Setiap menaiki pesawat Maskapai Lion, selain teringat akan “seringnya” si Raja Delay, saya selalu teringat akan cerita sukses Lion yang membeli pesawat baru.

Dengan gagah berani dan selalu dipromosikan di berbagai bandara, LION selalu memamerkan pesawat seri terbaru.


Kita masih ingat ketika Maskapai penerbangan Lion Air akan membeli 230 unit pesawat Boeing yang terdiri atas 201 unit B-737 MAX dan 29 unit Next Generation 737-900 ERS.
Penjualan sebanyak 230 unit pesawat senilai US$ 2,17 miliar atau sekitar Rp 195,2 triliun ini menjadi penjualan pesawat komersial terbesar yang pernah Boeing alami selama ini, baik dalam nilai dolar dan juga total jumlah pesawat. Boeing dan Lion telah memfinalisasi detail perjanjian tersebut. Lion Air juga akan akan membeli 150 pesawat tambahan yang bernilai lebih dari US$ 14 miliar. Dengan begitu, Lion kini memiliki 178 unit Boeing jenis Next Generation 737.

Dengan demikian maka LION melengkapi pesawat yang sudah ada dan kemudian menambahnya dengan cara Pembelian 109 pesawat A320neo, 65 A321neo, & 60 A320ceo itu disaksikan langsung oleh Presiden Prancis Francois Hollande.

Begitu “ambisinya” LION menambah armada dengan seri terbaru membuat LION merajai angkasa nusantara. Ambisi LION ini kemudian menjadikan LION salah satu pelopor pesawat berbudget rendah dan mampu menguasai jumlah penumpang Indonesia.

Lantas apakah dua peristiwa itu akan membuat Indonesia menjadi harum di hubungan internasional.
Sebagian mengatakan iya. Indonesia mampu membeli begitu banyak armada terbaru untuk pesawat komersilnya. Namun sebagian kalangan justru menampakkan muka protes.

Ya. Bukannya kita berbangga bisa membeli berbagai pesawat dengan seri terbaru. Tapi seharusnya malu karena Indonesia “cuma menjadi” negara konsumen. Negara yang cuma bisa menggunakan teknologi yang diciptakan negara lain.

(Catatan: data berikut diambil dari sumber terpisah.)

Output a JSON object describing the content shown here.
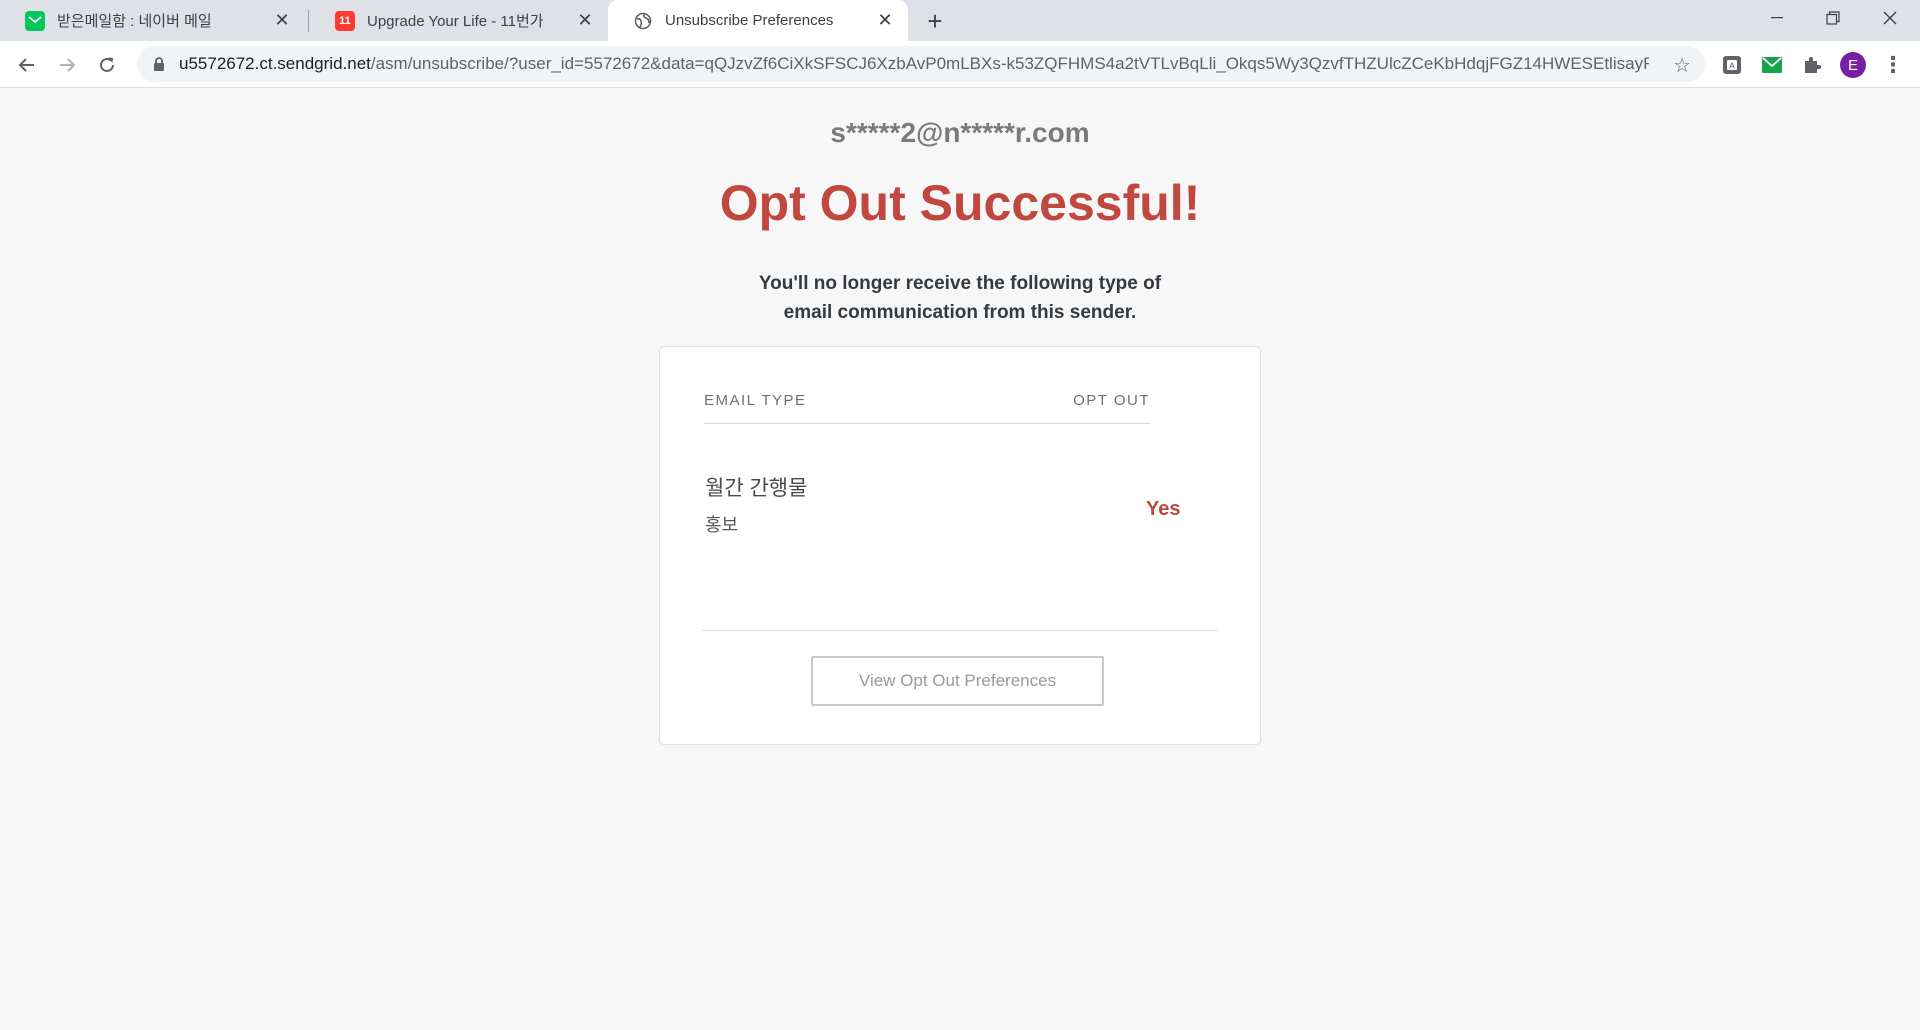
{
  "browser": {
    "tabs": [
      {
        "title": "받은메일함 : 네이버 메일",
        "favicon": "naver-mail-icon",
        "active": false
      },
      {
        "title": "Upgrade Your Life - 11번가",
        "favicon": "11st-icon",
        "active": false
      },
      {
        "title": "Unsubscribe Preferences",
        "favicon": "globe-icon",
        "active": true
      }
    ],
    "url_host": "u5572672.ct.sendgrid.net",
    "url_path": "/asm/unsubscribe/?user_id=5572672&data=qQJzvZf6CiXkSFSCJ6XzbAvP0mLBXs-k53ZQFHMS4a2tVTLvBqLli_Okqs5Wy3QzvfTHZUlcZCeKbHdqjFGZ14HWESEtlisayFT...",
    "profile_initial": "E",
    "accent_color": "#7b1fa2"
  },
  "page": {
    "email": "s*****2@n*****r.com",
    "heading": "Opt Out Successful!",
    "subtext_line1": "You'll no longer receive the following type of",
    "subtext_line2": "email communication from this sender.",
    "table": {
      "col_email_type": "EMAIL TYPE",
      "col_opt_out": "OPT OUT",
      "rows": [
        {
          "title": "월간 간행물",
          "description": "홍보",
          "opt_out": "Yes"
        }
      ]
    },
    "view_button": "View Opt Out Preferences",
    "heading_color": "#c0483e"
  }
}
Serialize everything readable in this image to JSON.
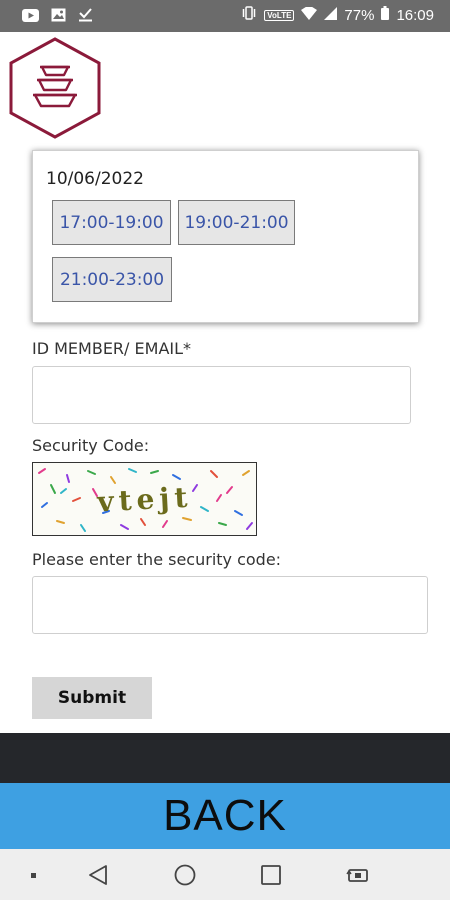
{
  "status_bar": {
    "icons_left": [
      "youtube-icon",
      "image-icon",
      "download-done-icon"
    ],
    "icons_right": [
      "vibrate-icon",
      "volte-icon",
      "wifi-icon",
      "signal-icon",
      "battery-icon"
    ],
    "volte": "VoLTE",
    "battery": "77%",
    "time": "16:09"
  },
  "logo": {
    "icon": "stacked-bowls-icon",
    "color": "#8b1a3a"
  },
  "booking": {
    "date": "10/06/2022",
    "slots": [
      "17:00-19:00",
      "19:00-21:00",
      "21:00-23:00"
    ]
  },
  "form": {
    "id_label": "ID MEMBER/ EMAIL*",
    "id_value": "",
    "security_label": "Security Code:",
    "captcha_text": "vtejt",
    "enter_code_label": "Please enter the security code:",
    "code_value": "",
    "submit": "Submit"
  },
  "back": {
    "label": "BACK",
    "color": "#3ea0e2"
  },
  "nav_bar": {
    "icons": [
      "dot-icon",
      "back-triangle-icon",
      "home-circle-icon",
      "recents-square-icon",
      "rotate-screen-icon"
    ]
  }
}
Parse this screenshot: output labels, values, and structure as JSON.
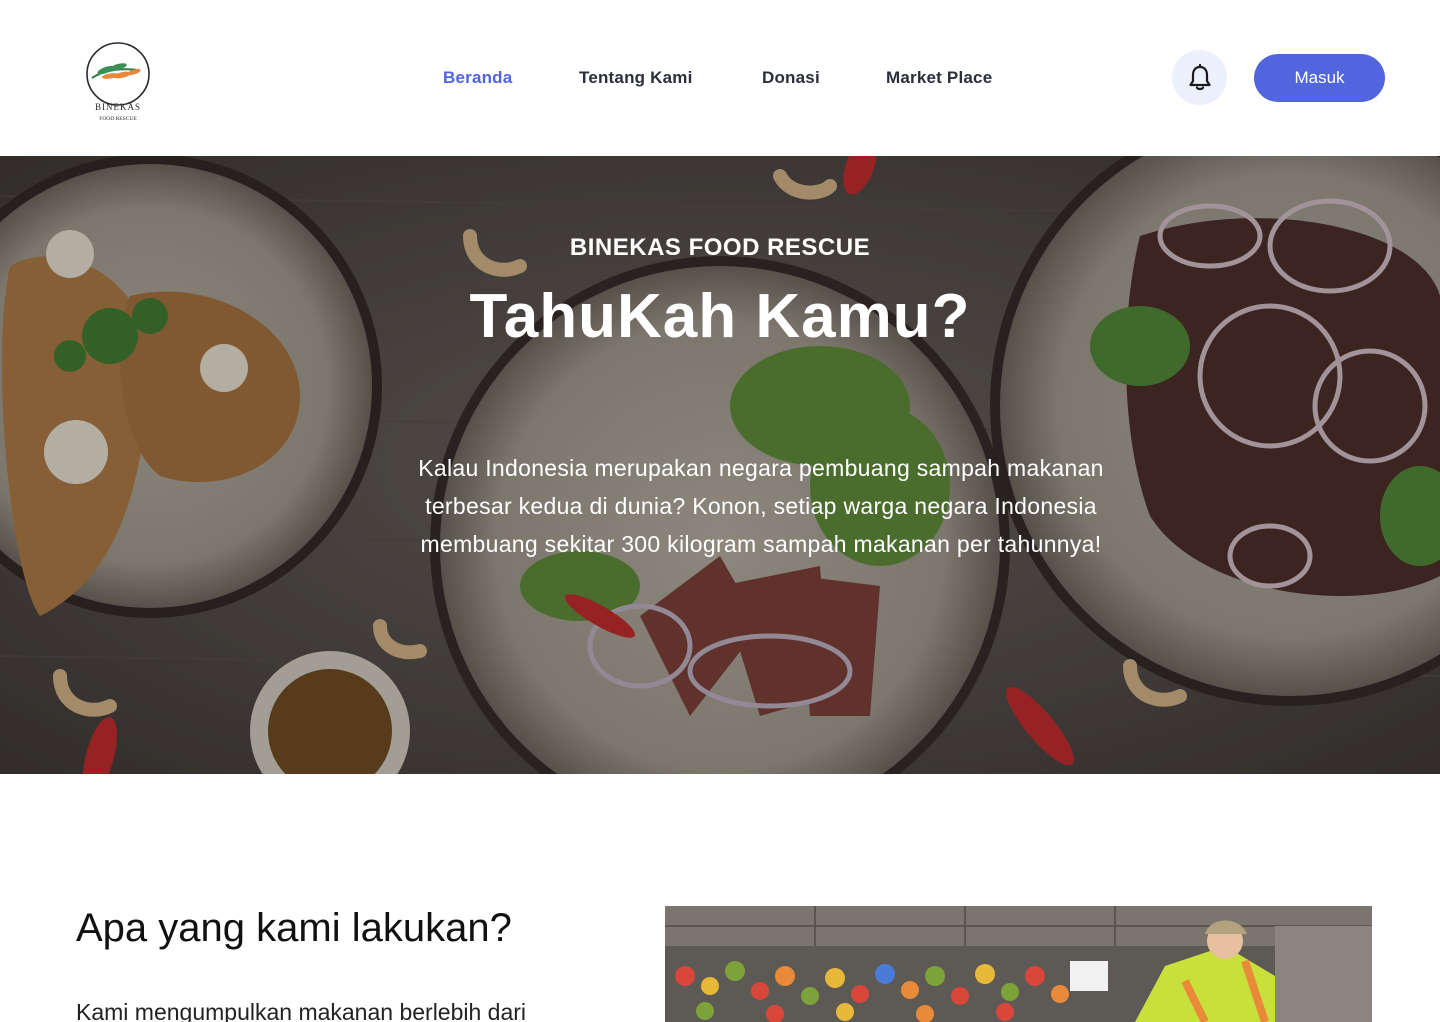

Ya. Itu sudah diperhitungkan Habibie 20 tahun yang lalu. Dengan proyek ambisiusnya, dimulai dari penerbangan pesawat Nurtanio CN 235 dan kemudian disusul pesawat Nurtanio 250, Habibie sudah meyakini Indonesia akan membutuhkan armada pesawat untuk memenuhi kebutuhan penumpang Indonesia sebanyak 7-8 juta penumpang.

Ya. Habibie sudah mempersiapkan dan memperhitungkannya.

Ketika Habibie sudah “memperhitungkannya”, Habibie yang dikenal sebagai ahli aerodinamika dan “teori crash” yang digunakan sebagai sirip pesawat, tidak rela begitu banyak cadangan devisa kita yang terserap di luar negeri. Habibie sudah mempersiapkan sehingga dapat dipergunakan oleh Indonesia sendiri.

Namun ketika resesi tahun 1997 yang menyeret Indonesia kedalam krisisi, resep dari IMF justru “menghapuskan” teknologi high tech. IMF beralasan Indonesia harus berkonsentrasi terhadap berbagai memenuhi pangan dalam negeri dan tidak perlu memikirkan high tech.

Resep ini “seakan-akan” manjur. Dukungan dari publik yang menganggap resep IMF tepat dalam keadaan krisis ternyata “ketahuan” belangnya kemudian.
IMF yang dimotori oleh Amerika dan Eropa “ternyata” melindungi investasi high tech. Amerika dan Eropa melindungi pasar pesawat terbanggnya.

Maka dengan “berkedok” IMF, Amerika dan Eropa justru “memaksa” Indonesia menggunakan produk mereka. Indonesia kemudian “membeli” pesawat buatan Boeing dan Airbus. Dan nilai-nilai tidak tanggung. Ratusan trilyun yang dikeluarkan Indonesia.

Sekali lagi terbukti. Modus IMF ternyata “hanya berkepentingan” melindungi pasarnya. IMF tidak menjadi dokter yang ampuh memberikan resep kepada Indonesia keluar dari krisis.

Pelajaran yang mahal sekali harganya.